For others, the addiction is rooted in low self-esteem or poor body image. Exercise and healthy eating is a way of fighting those feelings. A short, skinny man knows that he will never look like a young Arnold Schwarzenegger, but addiction isn’t rational. Deep down, that may be his fantasy, as he sweats and strains through another gym session. An average woman knows she will never look like a movie star or a model but, once again, she isn’t being rational.

Overcoming Your Addiction

It must first be remembered that people exercise and eat healthily to improve their health and increase their energy levels. By overdoing these, you have the opposite effect. Take mental illness, for example. If you are prone to depression, sitting at home all day eating junk food and drinking alcohol will make things worse. On the other hand, eat plenty of fresh oily fish and salads and go for a brisk walk every day and your mood will rise. However, eat nothing but salads, and then push yourself to run five or six miles a day, and you will exhaust your body and aggravate your depression.

Too much exercise can actually cause physical harm as well. Experienced physicians, for example, will tell you that obsessive joggers wreck their knees and ankles, wearing away the joints and leaving them stiff and uncomfortable. A 70-year-old who went for a brisk three mile walk every day from the age of 20 would probably be in better shape than a twin brother who ran five miles every morning.

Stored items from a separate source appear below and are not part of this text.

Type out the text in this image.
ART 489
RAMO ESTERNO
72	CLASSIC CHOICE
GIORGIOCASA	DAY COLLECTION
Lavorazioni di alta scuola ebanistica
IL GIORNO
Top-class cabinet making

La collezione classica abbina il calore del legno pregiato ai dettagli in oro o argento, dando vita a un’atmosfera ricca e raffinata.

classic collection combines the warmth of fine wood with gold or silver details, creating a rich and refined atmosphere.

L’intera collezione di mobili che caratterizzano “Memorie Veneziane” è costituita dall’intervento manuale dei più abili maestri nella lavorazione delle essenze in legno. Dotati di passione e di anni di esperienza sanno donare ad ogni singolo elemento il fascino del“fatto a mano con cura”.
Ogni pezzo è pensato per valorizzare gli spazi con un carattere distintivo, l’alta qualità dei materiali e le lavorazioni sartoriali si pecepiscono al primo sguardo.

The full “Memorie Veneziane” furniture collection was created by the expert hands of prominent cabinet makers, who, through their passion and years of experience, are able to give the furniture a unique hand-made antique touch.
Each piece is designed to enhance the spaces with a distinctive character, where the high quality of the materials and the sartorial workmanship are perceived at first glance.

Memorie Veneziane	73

An important recent discovery is the role inflammation plays in the development of disease and disability. Alzheimer’s and cancer, for example, have both been linked to this. Unfortunately, excessive and brutal exercise causes such inflammation. Obviously, that does not mean that a punishing jog will give you cancer, but too much exercise, especially if it is of an extreme kind, may do you more harm than good. It may also explain something that had baffled observers for years – why retired sports stars seemed to live no longer than the average person. This was particularly true of boxers and American Football players, who had spent much of their career in superb physical shape.

Finally, consider why you developed this obsessive need. What hole are you trying to fill? What is it you hope to keep at bay? There are other ways of addressing such problems. If you loathe your body, it may be more helpful to see a therapist. If you dread a lonely old age, make more of an effort to socialize, or try a new relationship. Like anything in life, moderation is key.